Issue: 2016-12-14, PHOTO: Dan Davidson
World Heritage Status Project Assistant Molly Shore presents information on Nov. 25 about the Dawson City/Tr’ondëk Hwëch’in First Nation bid for the Klondike to be awarded UNESCO World Heritage Site status.
In just about two-and-a-half months the nomination dossier for the Tr’ondëk/Klondike World Heritage Site will be sent to Paris, France, to UNESCO’s World Heritage Centre. It will be evaluated by the International Council on Monuments and Sites.
There are two main types of World Heritage Sites. Some focus on the natural qualities of an area, and tend to become parks. Tr’ondëk/Klondike is in a different category, as a cultural site.
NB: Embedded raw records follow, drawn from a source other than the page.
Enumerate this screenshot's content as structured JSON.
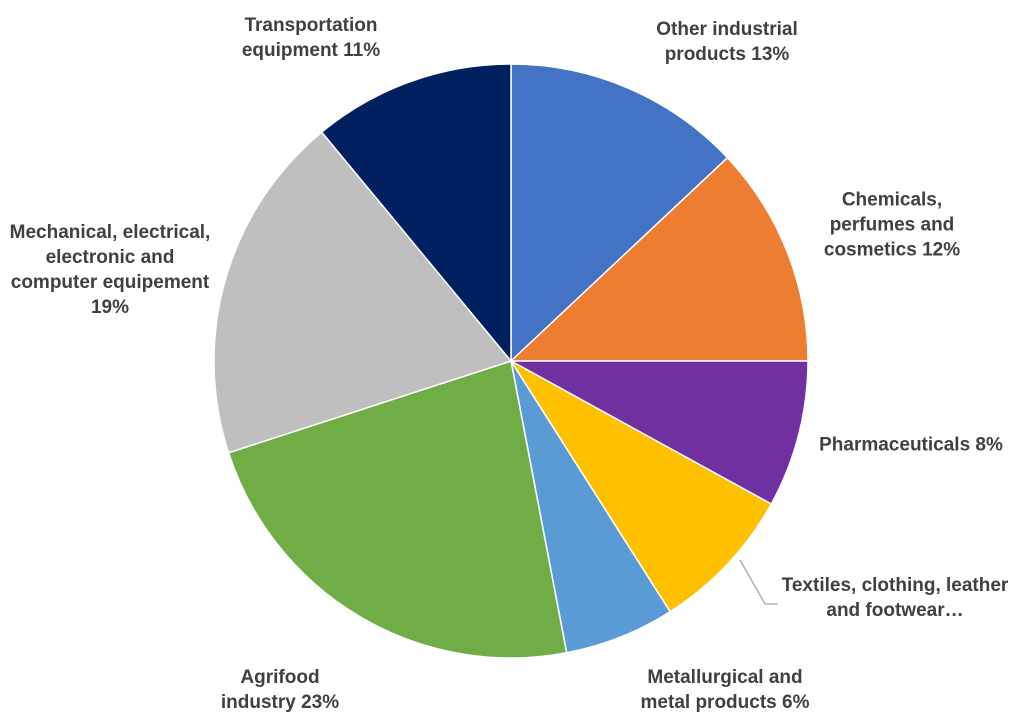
{
  "chart_data": {
    "type": "pie",
    "categories": [
      "Other industrial products 13%",
      "Chemicals, perfumes and cosmetics 12%",
      "Pharmaceuticals 8%",
      "Textiles, clothing, leather and footwear…",
      "Metallurgical and metal products 6%",
      "Agrifood industry 23%",
      "Mechanical, electrical, electronic and computer equipement 19%",
      "Transportation equipment 11%"
    ],
    "values": [
      13,
      12,
      8,
      8,
      6,
      23,
      19,
      11
    ],
    "colors": [
      "#4472c4",
      "#ed7d31",
      "#7030a0",
      "#ffc000",
      "#5b9bd5",
      "#70ad47",
      "#bfbfbf",
      "#002060"
    ]
  }
}
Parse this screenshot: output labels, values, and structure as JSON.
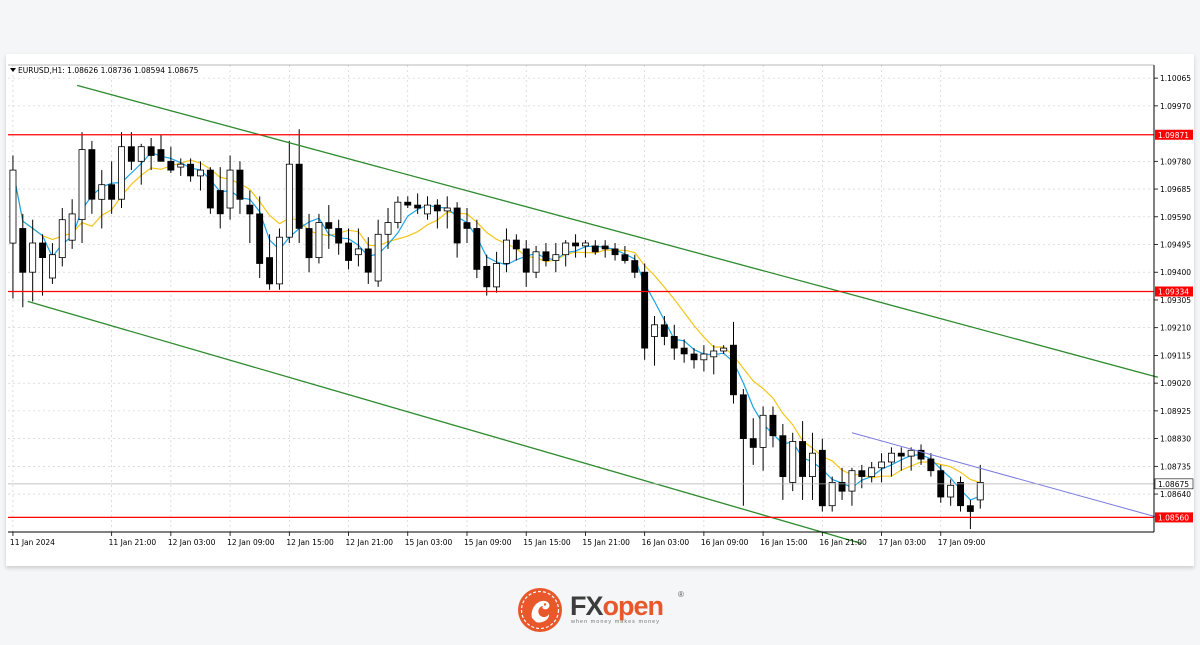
{
  "chart_data": {
    "type": "candlestick",
    "symbol_info": "EURUSD,H1:  1.08626 1.08736 1.08594 1.08675",
    "y_axis": {
      "ylim": [
        1.0851,
        1.1011
      ],
      "ticks": [
        "1.10065",
        "1.09970",
        "1.09780",
        "1.09685",
        "1.09590",
        "1.09495",
        "1.09400",
        "1.09305",
        "1.09210",
        "1.09115",
        "1.09020",
        "1.08925",
        "1.08830",
        "1.08735",
        "1.08640"
      ]
    },
    "x_axis": {
      "ticks": [
        {
          "label": "11 Jan 2024",
          "bar": 0
        },
        {
          "label": "11 Jan 21:00",
          "bar": 10
        },
        {
          "label": "12 Jan 03:00",
          "bar": 16
        },
        {
          "label": "12 Jan 09:00",
          "bar": 22
        },
        {
          "label": "12 Jan 15:00",
          "bar": 28
        },
        {
          "label": "12 Jan 21:00",
          "bar": 34
        },
        {
          "label": "15 Jan 03:00",
          "bar": 40
        },
        {
          "label": "15 Jan 09:00",
          "bar": 46
        },
        {
          "label": "15 Jan 15:00",
          "bar": 52
        },
        {
          "label": "15 Jan 21:00",
          "bar": 58
        },
        {
          "label": "16 Jan 03:00",
          "bar": 64
        },
        {
          "label": "16 Jan 09:00",
          "bar": 70
        },
        {
          "label": "16 Jan 15:00",
          "bar": 76
        },
        {
          "label": "16 Jan 21:00",
          "bar": 82
        },
        {
          "label": "17 Jan 03:00",
          "bar": 88
        },
        {
          "label": "17 Jan 09:00",
          "bar": 94
        }
      ],
      "total_bars": 116
    },
    "grid": true,
    "price_levels": [
      {
        "price": 1.09871,
        "label": "1.09871",
        "color": "#ff0000"
      },
      {
        "price": 1.09334,
        "label": "1.09334",
        "color": "#ff0000"
      },
      {
        "price": 1.0856,
        "label": "1.08560",
        "color": "#ff0000"
      }
    ],
    "current_price": {
      "price": 1.08675,
      "label": "1.08675"
    },
    "channel_lines": [
      {
        "color": "#2e8b2e",
        "x1": 6.5,
        "y1": 1.1004,
        "x2": 116,
        "y2": 1.0904
      },
      {
        "color": "#2e8b2e",
        "x1": 1.5,
        "y1": 1.093,
        "x2": 86,
        "y2": 1.0847
      }
    ],
    "trend_line": {
      "color": "#7b7be0",
      "x1": 85,
      "y1": 1.0885,
      "x2": 116,
      "y2": 1.0856
    },
    "candles": [
      {
        "o": 1.095,
        "h": 1.098,
        "l": 1.0931,
        "c": 1.0975
      },
      {
        "o": 1.0955,
        "h": 1.096,
        "l": 1.0928,
        "c": 1.094
      },
      {
        "o": 1.094,
        "h": 1.0958,
        "l": 1.093,
        "c": 1.095
      },
      {
        "o": 1.095,
        "h": 1.0953,
        "l": 1.0932,
        "c": 1.0945
      },
      {
        "o": 1.0938,
        "h": 1.095,
        "l": 1.0936,
        "c": 1.0946
      },
      {
        "o": 1.0945,
        "h": 1.0962,
        "l": 1.0942,
        "c": 1.0958
      },
      {
        "o": 1.0951,
        "h": 1.0965,
        "l": 1.0948,
        "c": 1.096
      },
      {
        "o": 1.0958,
        "h": 1.0988,
        "l": 1.095,
        "c": 1.0982
      },
      {
        "o": 1.0982,
        "h": 1.0985,
        "l": 1.096,
        "c": 1.0965
      },
      {
        "o": 1.0965,
        "h": 1.0975,
        "l": 1.0955,
        "c": 1.097
      },
      {
        "o": 1.097,
        "h": 1.0978,
        "l": 1.096,
        "c": 1.0965
      },
      {
        "o": 1.0965,
        "h": 1.0988,
        "l": 1.0962,
        "c": 1.0983
      },
      {
        "o": 1.0983,
        "h": 1.0988,
        "l": 1.0975,
        "c": 1.0978
      },
      {
        "o": 1.0978,
        "h": 1.0984,
        "l": 1.097,
        "c": 1.0983
      },
      {
        "o": 1.0983,
        "h": 1.0986,
        "l": 1.0975,
        "c": 1.098
      },
      {
        "o": 1.0982,
        "h": 1.0987,
        "l": 1.0978,
        "c": 1.0978
      },
      {
        "o": 1.0978,
        "h": 1.0983,
        "l": 1.0974,
        "c": 1.0975
      },
      {
        "o": 1.0976,
        "h": 1.0979,
        "l": 1.0973,
        "c": 1.0977
      },
      {
        "o": 1.0977,
        "h": 1.0979,
        "l": 1.0971,
        "c": 1.0973
      },
      {
        "o": 1.0973,
        "h": 1.0978,
        "l": 1.0968,
        "c": 1.0975
      },
      {
        "o": 1.0975,
        "h": 1.0976,
        "l": 1.096,
        "c": 1.0962
      },
      {
        "o": 1.0968,
        "h": 1.0976,
        "l": 1.0955,
        "c": 1.096
      },
      {
        "o": 1.0962,
        "h": 1.098,
        "l": 1.0958,
        "c": 1.0975
      },
      {
        "o": 1.0975,
        "h": 1.0978,
        "l": 1.096,
        "c": 1.0965
      },
      {
        "o": 1.0963,
        "h": 1.0968,
        "l": 1.095,
        "c": 1.096
      },
      {
        "o": 1.096,
        "h": 1.0966,
        "l": 1.0938,
        "c": 1.0943
      },
      {
        "o": 1.0945,
        "h": 1.0953,
        "l": 1.0934,
        "c": 1.0936
      },
      {
        "o": 1.0936,
        "h": 1.0955,
        "l": 1.0934,
        "c": 1.0952
      },
      {
        "o": 1.0952,
        "h": 1.0985,
        "l": 1.095,
        "c": 1.0977
      },
      {
        "o": 1.0977,
        "h": 1.0989,
        "l": 1.095,
        "c": 1.0955
      },
      {
        "o": 1.0955,
        "h": 1.096,
        "l": 1.094,
        "c": 1.0945
      },
      {
        "o": 1.0945,
        "h": 1.096,
        "l": 1.0943,
        "c": 1.0957
      },
      {
        "o": 1.0957,
        "h": 1.0963,
        "l": 1.0948,
        "c": 1.0955
      },
      {
        "o": 1.0955,
        "h": 1.0958,
        "l": 1.0946,
        "c": 1.095
      },
      {
        "o": 1.095,
        "h": 1.0955,
        "l": 1.0941,
        "c": 1.0944
      },
      {
        "o": 1.0946,
        "h": 1.0955,
        "l": 1.0942,
        "c": 1.0948
      },
      {
        "o": 1.0948,
        "h": 1.0952,
        "l": 1.0936,
        "c": 1.094
      },
      {
        "o": 1.0937,
        "h": 1.0958,
        "l": 1.0935,
        "c": 1.0953
      },
      {
        "o": 1.0953,
        "h": 1.0962,
        "l": 1.0948,
        "c": 1.0957
      },
      {
        "o": 1.0957,
        "h": 1.0966,
        "l": 1.0955,
        "c": 1.0964
      },
      {
        "o": 1.0964,
        "h": 1.0966,
        "l": 1.0962,
        "c": 1.0963
      },
      {
        "o": 1.0963,
        "h": 1.0967,
        "l": 1.096,
        "c": 1.0962
      },
      {
        "o": 1.096,
        "h": 1.0966,
        "l": 1.0958,
        "c": 1.0963
      },
      {
        "o": 1.0963,
        "h": 1.0965,
        "l": 1.0955,
        "c": 1.0961
      },
      {
        "o": 1.0961,
        "h": 1.0966,
        "l": 1.0955,
        "c": 1.0962
      },
      {
        "o": 1.0962,
        "h": 1.0964,
        "l": 1.0945,
        "c": 1.095
      },
      {
        "o": 1.0957,
        "h": 1.0962,
        "l": 1.095,
        "c": 1.0955
      },
      {
        "o": 1.0955,
        "h": 1.0958,
        "l": 1.0938,
        "c": 1.0941
      },
      {
        "o": 1.0942,
        "h": 1.0946,
        "l": 1.0932,
        "c": 1.0935
      },
      {
        "o": 1.0935,
        "h": 1.0947,
        "l": 1.0933,
        "c": 1.0943
      },
      {
        "o": 1.0943,
        "h": 1.0955,
        "l": 1.094,
        "c": 1.0951
      },
      {
        "o": 1.0951,
        "h": 1.0953,
        "l": 1.0944,
        "c": 1.0948
      },
      {
        "o": 1.0948,
        "h": 1.0951,
        "l": 1.0935,
        "c": 1.094
      },
      {
        "o": 1.094,
        "h": 1.0949,
        "l": 1.0938,
        "c": 1.0947
      },
      {
        "o": 1.0947,
        "h": 1.095,
        "l": 1.0942,
        "c": 1.0944
      },
      {
        "o": 1.0944,
        "h": 1.095,
        "l": 1.094,
        "c": 1.0946
      },
      {
        "o": 1.0946,
        "h": 1.0951,
        "l": 1.0942,
        "c": 1.095
      },
      {
        "o": 1.095,
        "h": 1.0953,
        "l": 1.0945,
        "c": 1.0949
      },
      {
        "o": 1.0949,
        "h": 1.0951,
        "l": 1.0945,
        "c": 1.095
      },
      {
        "o": 1.0949,
        "h": 1.0951,
        "l": 1.0946,
        "c": 1.0947
      },
      {
        "o": 1.0949,
        "h": 1.0951,
        "l": 1.0945,
        "c": 1.0948
      },
      {
        "o": 1.0948,
        "h": 1.095,
        "l": 1.0944,
        "c": 1.0946
      },
      {
        "o": 1.0946,
        "h": 1.0949,
        "l": 1.0943,
        "c": 1.0944
      },
      {
        "o": 1.0944,
        "h": 1.0946,
        "l": 1.0938,
        "c": 1.094
      },
      {
        "o": 1.094,
        "h": 1.0943,
        "l": 1.091,
        "c": 1.0914
      },
      {
        "o": 1.0918,
        "h": 1.0925,
        "l": 1.0908,
        "c": 1.0922
      },
      {
        "o": 1.0922,
        "h": 1.0925,
        "l": 1.0915,
        "c": 1.0918
      },
      {
        "o": 1.0918,
        "h": 1.0922,
        "l": 1.091,
        "c": 1.0914
      },
      {
        "o": 1.0914,
        "h": 1.0917,
        "l": 1.0909,
        "c": 1.0912
      },
      {
        "o": 1.0912,
        "h": 1.0914,
        "l": 1.0907,
        "c": 1.091
      },
      {
        "o": 1.091,
        "h": 1.0915,
        "l": 1.0906,
        "c": 1.0912
      },
      {
        "o": 1.0911,
        "h": 1.0915,
        "l": 1.0905,
        "c": 1.0913
      },
      {
        "o": 1.0913,
        "h": 1.0915,
        "l": 1.0912,
        "c": 1.0914
      },
      {
        "o": 1.0915,
        "h": 1.0923,
        "l": 1.0895,
        "c": 1.0898
      },
      {
        "o": 1.0898,
        "h": 1.09,
        "l": 1.086,
        "c": 1.0883
      },
      {
        "o": 1.0883,
        "h": 1.089,
        "l": 1.0874,
        "c": 1.088
      },
      {
        "o": 1.088,
        "h": 1.0894,
        "l": 1.0872,
        "c": 1.0891
      },
      {
        "o": 1.0891,
        "h": 1.0894,
        "l": 1.088,
        "c": 1.0884
      },
      {
        "o": 1.0884,
        "h": 1.0888,
        "l": 1.0862,
        "c": 1.087
      },
      {
        "o": 1.0868,
        "h": 1.0885,
        "l": 1.0865,
        "c": 1.0882
      },
      {
        "o": 1.0882,
        "h": 1.0889,
        "l": 1.0862,
        "c": 1.087
      },
      {
        "o": 1.087,
        "h": 1.0885,
        "l": 1.0862,
        "c": 1.0878
      },
      {
        "o": 1.0879,
        "h": 1.0883,
        "l": 1.0858,
        "c": 1.086
      },
      {
        "o": 1.086,
        "h": 1.087,
        "l": 1.0858,
        "c": 1.0868
      },
      {
        "o": 1.0868,
        "h": 1.0873,
        "l": 1.0862,
        "c": 1.0865
      },
      {
        "o": 1.0865,
        "h": 1.0873,
        "l": 1.086,
        "c": 1.0872
      },
      {
        "o": 1.0872,
        "h": 1.0874,
        "l": 1.0866,
        "c": 1.087
      },
      {
        "o": 1.087,
        "h": 1.0875,
        "l": 1.0868,
        "c": 1.0873
      },
      {
        "o": 1.0873,
        "h": 1.0878,
        "l": 1.0868,
        "c": 1.0875
      },
      {
        "o": 1.0875,
        "h": 1.088,
        "l": 1.087,
        "c": 1.0878
      },
      {
        "o": 1.0878,
        "h": 1.088,
        "l": 1.0872,
        "c": 1.0877
      },
      {
        "o": 1.0877,
        "h": 1.088,
        "l": 1.0872,
        "c": 1.0879
      },
      {
        "o": 1.0879,
        "h": 1.0881,
        "l": 1.0874,
        "c": 1.0876
      },
      {
        "o": 1.0876,
        "h": 1.0878,
        "l": 1.087,
        "c": 1.0872
      },
      {
        "o": 1.0872,
        "h": 1.0874,
        "l": 1.0861,
        "c": 1.0863
      },
      {
        "o": 1.0863,
        "h": 1.0869,
        "l": 1.086,
        "c": 1.0867
      },
      {
        "o": 1.0868,
        "h": 1.087,
        "l": 1.0858,
        "c": 1.086
      },
      {
        "o": 1.086,
        "h": 1.0862,
        "l": 1.0852,
        "c": 1.0858
      },
      {
        "o": 1.0862,
        "h": 1.0874,
        "l": 1.0859,
        "c": 1.0868
      }
    ],
    "ma_fast_color": "#1aa3e6",
    "ma_slow_color": "#f5c518"
  },
  "brand": {
    "fx": "FX",
    "open": "open",
    "registered": "®",
    "tagline": "when money makes money"
  },
  "colors": {
    "bull_body": "#ffffff",
    "bear_body": "#000000",
    "candle_outline": "#000000",
    "grid": "#c8c8c8",
    "axis_text": "#000000",
    "level_label_bg": "#ff0000",
    "current_label_bg": "#ffffff",
    "logo_orange": "#e8582a"
  }
}
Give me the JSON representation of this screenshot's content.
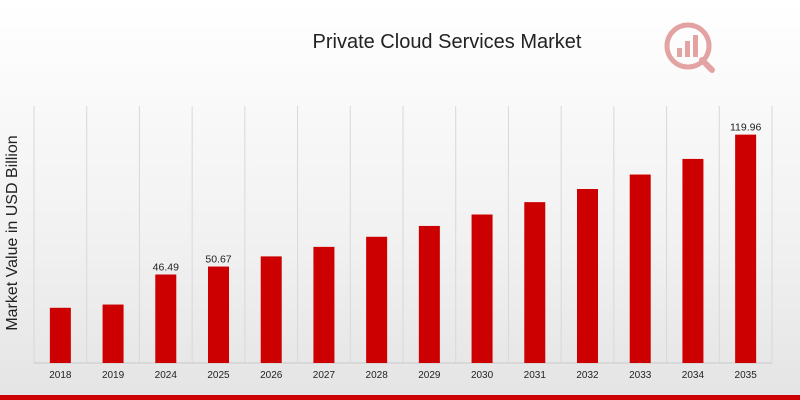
{
  "colors": {
    "bar": "#cc0000",
    "grid": "#d8d8d8",
    "accent": "#cc0000"
  },
  "logo": {
    "icon": "analytics-logo-icon"
  },
  "chart_data": {
    "type": "bar",
    "title": "Private Cloud Services Market",
    "xlabel": "",
    "ylabel": "Market Value in USD Billion",
    "categories": [
      "2018",
      "2019",
      "2024",
      "2025",
      "2026",
      "2027",
      "2028",
      "2029",
      "2030",
      "2031",
      "2032",
      "2033",
      "2034",
      "2035"
    ],
    "values": [
      29.0,
      30.7,
      46.49,
      50.67,
      56.0,
      61.0,
      66.3,
      72.0,
      78.0,
      84.5,
      91.4,
      99.0,
      107.2,
      119.96
    ],
    "data_labels": [
      "",
      "",
      "46.49",
      "50.67",
      "",
      "",
      "",
      "",
      "",
      "",
      "",
      "",
      "",
      "119.96"
    ],
    "ylim": [
      0,
      135
    ],
    "grid": "vertical",
    "legend": "none"
  }
}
A cultural site is chosen to celebrate human ways of life that can be shown via physical landscapes, traditions, stories, buildings, archaeological remains, artistic expressions and more.
Among the human activity being celebrated here is the long, continuing tradition of mining, stretching back to the Bonanza Creek discovery in 1896, and even before that, to the activity at Forty Mile in the 1880s. That this activity continues on to the present day in one of the things that makes the area unique.
Most mining boom town areas are ghost towns after this much time.
Another unique feature of this nomination is that it includes the much longer history of the local indigenous people, the Hän, represented today as the Tr’ondëk Hwëch’in First Nation.
Project Assistant Molly Shore made two presentations late in November, one to the community at large on Nov. 25 and the other to the Tr’ondëk Hwëch’in General Assembly the next day. The General Assembly is recommending that the Tr’ondëk Hwëch’in Chief and Council draft a formal letter of support for the final nomination application.
With the aid of a six minute promotional video Shore described Tr’ondëk/Klondike as “a living, evolving cultural landscape that celebrates the enduring co-existence of the newcomers and the indigenous peoples bound together by the Klondike Gold Rush. The cultural landscape is shaped by activities of the gold rush until the present day, illustrating a relationship between the people and the land.”
Check out the video on the Tr'ondëk Klondike World Heritage Facebook page.
An overview map of the nomination area.
The nomination package has been prepared under the watchful eye of a local advisory committee, including representation from Tr’ondëk Hwëch’in, the City of Dawson, the Yukon Government, the Klondike Placer Miners Association and citizen reps from both Tr’ondëk Hwëch’in and the Dawson community.
There is also a project management team, and much of the actual work has been sub-contracted to a number of agencies and organizations. The team is in regular communication with Parks Canada representatives in Ottawa, who have vetted the package at each step of the way.
This project has been a subject of speculation since the 1970s, and became a public objective at the urging of the late Pierre Berton in 1997. By 2004, it had been placed on Canada’s tentative short list, and several versions of a proposal were worked up prior to 2010, when the present project began to take shape under the leadership of the Tr’ondëk Hwëch’in, who had identified it as being important to their regional economic development objectives.
The present advisory committee was convened in 2013 and work began towards developing the first draft of a Statement of Universal Values and identifying places that illustrate these values.
After the submission of the package in February, the region can look forward to a summertime visit by representatives of International Council on Monuments and Sites to make an onsite inspection.
If all goes well, the committee expects to receive World Heritage designation in July 2018.